Before outsourcing any text, I imagine you’d want to know who I am. That is why I introduce myself to you on this page.
Rob Laumen – nice to meet you!
Architecture or language
As a child, I always dreamt about becoming an architect. I thought that would be cool – designing buildings that combined aesthetics with practical functionality. Unfortunately, in secondary school it turned out that the subjects I needed to become an architect were not my forte. Mathematics and physics proved to be a stumbling block, as was technical drawing. On the other hand, I did have a talent for languages… That made it easy for me to choose that direction for the future.
After completing secondary school, I went to study in Maastricht. I graduated from the Maastricht School of Translation and Interpreting – a faculty of the Zuyd University of Applied Sciences – in 1997. After that, I went to study at the law faculty of Maastricht University in order to deepen the knowledge I had gained in the translator training programme as part of my main subject: legal translation. After completing my propaedeutic year, I decided to take the plunge and start working as a freelance translator.
Translating into your native language is considered vitally important in the translation industry. This is based on the assumption that native speakers are best at expressing those subtle nuances and differences in style between cultures. That’s why I only translate from English into Dutch – my mother tongue – and collaborate with colleagues for other language pairs.
To produce a text that is ready to be published, translators need not only good translation and writing skills in their native language but also well-developed research skills that help them find more relevant information about the topic of their source text.
If you don’t master these skills, you’re bound to produce inadequate translations that are poorly worded, inaccurate or even plain wrong.
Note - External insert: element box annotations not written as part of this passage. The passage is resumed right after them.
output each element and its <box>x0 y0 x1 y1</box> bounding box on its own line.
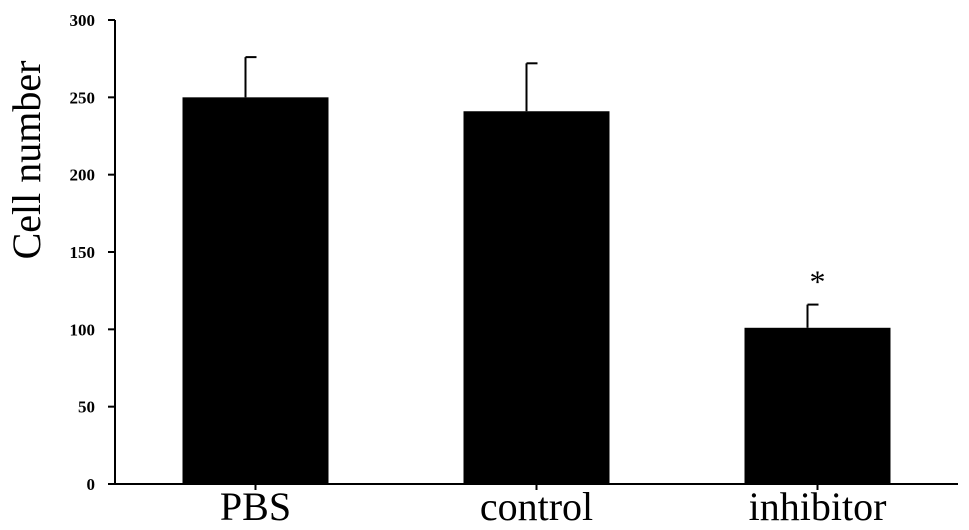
bar-control <box>463 111 610 485</box>
annotations: * <box>810 264 826 300</box>
y-tick-label: 150 <box>70 243 96 262</box>
significance-marker: * <box>810 264 826 300</box>
y-tick-label: 100 <box>70 320 96 339</box>
y-tick-label: 50 <box>78 398 95 417</box>
y-tick-label: 200 <box>70 166 96 185</box>
y-axis: 0 50 100 150 200 250 300 <box>70 11 116 494</box>
error-bars <box>244 56 819 328</box>
y-tick-label: 300 <box>70 11 96 30</box>
y-tick-label: 0 <box>87 475 96 494</box>
bar-PBS <box>182 97 329 484</box>
x-tick-label: PBS <box>220 484 291 529</box>
y-axis-title: Cell number <box>4 61 49 260</box>
x-tick-label: inhibitor <box>749 484 887 529</box>
bars <box>182 97 891 485</box>
x-axis: PBS control inhibitor <box>115 483 958 529</box>
x-labels: PBS control inhibitor <box>220 484 886 529</box>
bar-inhibitor <box>744 327 891 484</box>
y-tick-label: 250 <box>70 88 96 107</box>
y-ticks: 0 50 100 150 200 250 300 <box>70 11 115 494</box>
x-tick-label: control <box>480 484 593 529</box>
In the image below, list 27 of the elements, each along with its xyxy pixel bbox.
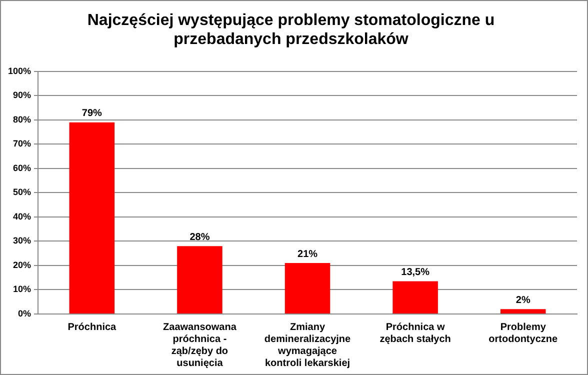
bar (177, 246, 222, 314)
y-tick-label: 70% (13, 138, 32, 149)
data-label: 79% (82, 108, 102, 120)
data-label: 28% (190, 232, 210, 243)
x-tick-label: Próchnica w zębach stałych (380, 322, 451, 345)
x-tick-label: Próchnica (68, 322, 117, 333)
y-tick-label: 80% (13, 114, 32, 124)
y-tick-label: 50% (13, 187, 32, 198)
bar (69, 122, 115, 314)
y-tick-label: 40% (13, 211, 32, 222)
bar (500, 309, 546, 314)
x-tick-label: Zmiany demineralizacyjne wymagające kontroli lekarskiej (264, 322, 352, 369)
bar (284, 263, 330, 314)
y-tick-label: 10% (13, 284, 32, 294)
bar (392, 281, 438, 314)
y-tick-label: 30% (13, 236, 32, 246)
y-tick-label: 60% (13, 162, 32, 173)
data-label: 2% (516, 294, 530, 306)
y-tick-label: 100% (8, 66, 32, 76)
chart-title: Najczęściej występujące problemy stomatologiczne u przebadanych przedszkolaków (87, 12, 495, 48)
data-label: 21% (298, 248, 318, 260)
x-tick-label: Zaawansowana próchnica - ząb/zęby do usunięcia (163, 322, 237, 369)
y-tick-label: 0% (18, 308, 32, 318)
x-tick-label: Problemy ortodontyczne (488, 322, 558, 345)
y-tick-label: 20% (13, 260, 32, 270)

That’s why I hone these essential skills on a daily basis, for example by reading, researching, studying, practicing, asking for feedback and discussing things with colleagues. And that’s what keeps my work both challenging and fun.
Fields of expertise
As a translator, you need broad knowledge as well as natural curiosity about what’s going on in the world around you. I have experience with a variety of subjects, including:
software, apps, hardware, websites, e-commerce, documentation, knowledge-base articles, etc.
Correspondence, contracts, general terms and conditions, privacy notices, etc.
Operating instructions, installation instructions, maintenance instructions, safety instructions, etc.
B2B, B2C, presentations, codes of conduct, internal communication, etc.
Product marketing, market research, surveys, etc.
- Environment, environmental engineering and sustainability
Environmental impact assessments, sustainable energy generation, etc.
Racquet sports and ball sports, with a special interest in tennis and paddle tennis
- Tourism and leisure industry
Descriptions of hotels, accommodations, tourist spots, etc.
In practice, I focus mainly on IT and legal, but it’s the variety of different subjects that makes me still enjoy my work.